Die Geschichte war ein Ausdruck der Anerkennung und der Gemeinsamkeit. Hier
waren zwei Weltklasse-Sportler, die gerade einen harten Arbeitstag hinter
sich gebracht hatten. Für paralympische Sportler wie Jessica Long gibt es
solche Augenblicke nicht oft. Aller Lippenbekenntnisse zum Trotz werden sie
nur selten als vollwertige Athleten anerkannt. Und so war die Würdigung
durch den GOAT für Long mehr wert als alle ihre 23 paralympischen
Medaillen.
Wenn Jessica Long ab Samstag in Tokio ins Becken springt, sind das ihre
fünften Spiele. Ihre Medaillenausbeute übersteigt schon jetzt die von
Phelps. So wie er einer der seltenen Schwimmer ist, der weit über ein
Fachpublikum hinaus dauerhafte Berühmtheit erlangte, ist Jessica Long die
wohl erste paralympische Schwimmerin, die das Zeug zu einem echten Star
hat. In den USA ist Long schon jetzt das Gesicht der paralympischen Spiele.

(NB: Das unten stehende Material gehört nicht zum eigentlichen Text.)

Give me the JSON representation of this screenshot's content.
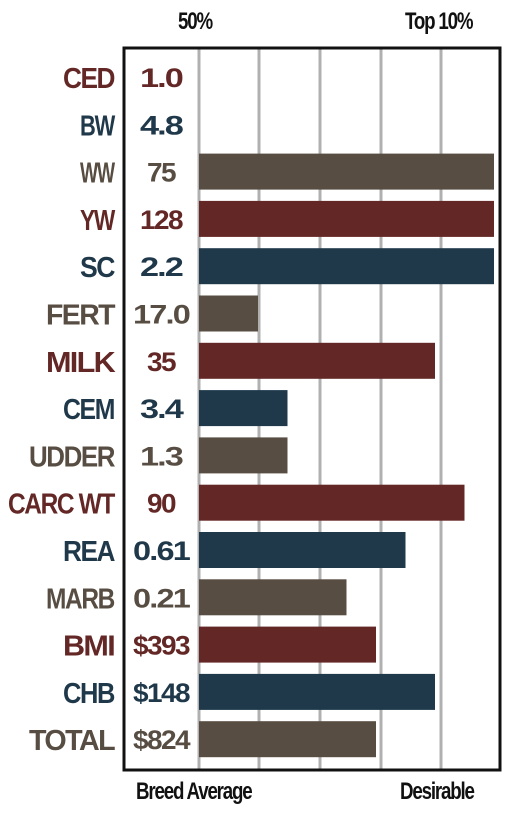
{
  "header": {
    "left_label": "50%",
    "right_label": "Top 10%"
  },
  "footer": {
    "left_label": "Breed Average",
    "right_label": "Desirable"
  },
  "colors": {
    "red": "#632726",
    "blue": "#1f384a",
    "gray": "#574d42",
    "grid": "#b0b0b0",
    "frame": "#111111"
  },
  "chart_data": {
    "type": "bar",
    "orientation": "horizontal",
    "grid": true,
    "categories": [
      "CED",
      "BW",
      "WW",
      "YW",
      "SC",
      "FERT",
      "MILK",
      "CEM",
      "UDDER",
      "CARC WT",
      "REA",
      "MARB",
      "BMI",
      "CHB",
      "TOTAL"
    ],
    "value_labels": [
      "1.0",
      "4.8",
      "75",
      "128",
      "2.2",
      "17.0",
      "35",
      "3.4",
      "1.3",
      "90",
      "0.61",
      "0.21",
      "$393",
      "$148",
      "$824"
    ],
    "values": [
      0,
      0,
      1.0,
      1.0,
      1.0,
      0.2,
      0.8,
      0.3,
      0.3,
      0.9,
      0.7,
      0.5,
      0.6,
      0.8,
      0.6
    ],
    "bar_colors": [
      "red",
      "blue",
      "gray",
      "red",
      "blue",
      "gray",
      "red",
      "blue",
      "gray",
      "red",
      "blue",
      "gray",
      "red",
      "blue",
      "gray"
    ],
    "xlim": [
      0,
      1
    ]
  }
}
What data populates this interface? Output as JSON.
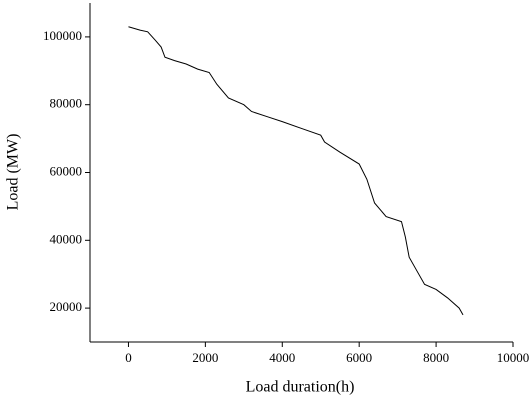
{
  "chart_data": {
    "type": "line",
    "x_label": "Load duration(h)",
    "y_label": "Load (MW)",
    "x": [
      0,
      300,
      500,
      700,
      850,
      950,
      1200,
      1500,
      1800,
      2100,
      2300,
      2600,
      3000,
      3200,
      3600,
      4000,
      4500,
      5000,
      5100,
      5500,
      6000,
      6200,
      6400,
      6700,
      7100,
      7200,
      7300,
      7500,
      7700,
      8000,
      8300,
      8600,
      8700
    ],
    "series": [
      {
        "color": "#000000",
        "values": [
          103000,
          102000,
          101500,
          99000,
          97000,
          94000,
          93000,
          92000,
          90500,
          89500,
          86000,
          82000,
          80000,
          78000,
          76500,
          75000,
          73000,
          71000,
          69000,
          66000,
          62500,
          58000,
          51000,
          47000,
          45500,
          41000,
          35000,
          31000,
          27000,
          25500,
          23000,
          20000,
          18000
        ]
      }
    ],
    "xlim": [
      -1000,
      10000
    ],
    "xticks": [
      0,
      2000,
      4000,
      6000,
      8000,
      10000
    ],
    "ylim": [
      10000,
      110000
    ],
    "yticks": [
      20000,
      40000,
      60000,
      80000,
      100000
    ]
  }
}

Die Sportmedien sind voller Features über sie, das TV-Netzwerk NBC drehte
einen Dokumentarfilm. Firmen wie Google laden sie seit Monaten ein, um für
die Angestellten Motivationsreden zu halten.
## Verdichtete Verkitschung
Das ganz große Publikum lernte sie bereits im Januar kennen, als Toyota
beschloss, sie zum Gesicht [2][ihrer 10 Millionen Dollar teuren
Superbowl-Werbung] zu machen. 100 Millionen Menschen bekamen live im
Fernsehen in etwas mehr als einer Minute Jessica Longs Lebensgeschichte
erzählt. Es ist eine Geschichte, die sich formidabel zu einer solch
verdichteten Verkitschung eignet.
Long wurde im Jahr 1992 als Tatiana Olegovna Kirillova in Bratsk, gut 600
Kilometer nördlich von Irkutsk, geboren. Ihre Mutter war damals 16 und sah
sich nicht in der Lage, ein behindertes Kind aufzuziehen. Also gab sie
Tatiana zur Adoption frei. Im Waisenhaus von Bratsk fanden sie die Longs,
eine tief christliche Familie aus Baltimore, die sie mit in die USA nahmen
und ihr die beste Versorgung zukommen ließen, die man sich nur vorstellen
kann.
Trotzdem war Jessicas Kindheit hart. Bis zu ihrem zehnten Lebensjahr war
sie mehr im Krankenhaus als zu Hause. Eine Operation folgte auf die andere.
„Ich glaube, es war in dieser Zeit, dass ich gelernt habe zu kämpfen und
niemals aufzugeben.“ Die Jugend war schwer für Jessica. „Ich habe mich
immer gefragt: Warum ich? Warum wollten mich meine Eltern nicht haben?
Warum bin ich mit dieser Behinderung auf die Welt gekommen.“
Eine Antwort fand sie nicht, aber sie fand das Wasser. Dort fühlte sie sich
stark und von allen respektiert. Und sie konnte ihren tief sitzenden Zorn
auf die Welt und auf ihre Eltern kanalisieren. So schaffte sie es, nachdem
sie bei ihren zweiten Spielen 2008 internationalen Ruhm erlangt hatte, die
schwere Reise nach Sibirien anzutreten und dort ihre biologischen Eltern
kennenzulernen. Man konnte zusammen weinen, die Eltern zeigten, wie sehr
ihnen alles leid tat, und Jessica konnte vergeben.
Im vergangenen Jahr hat Long geheiratet und nach Tokio, ihren wohl letzten
Spielen, wartet ein Leben als Trainerin und Rednerin auf sie. Es ist ein
Märchen mit Happy End, mit einer russischen Prinzessin, die sich weigerte,
sich von ihrem Schicksal besiegen zu lassen.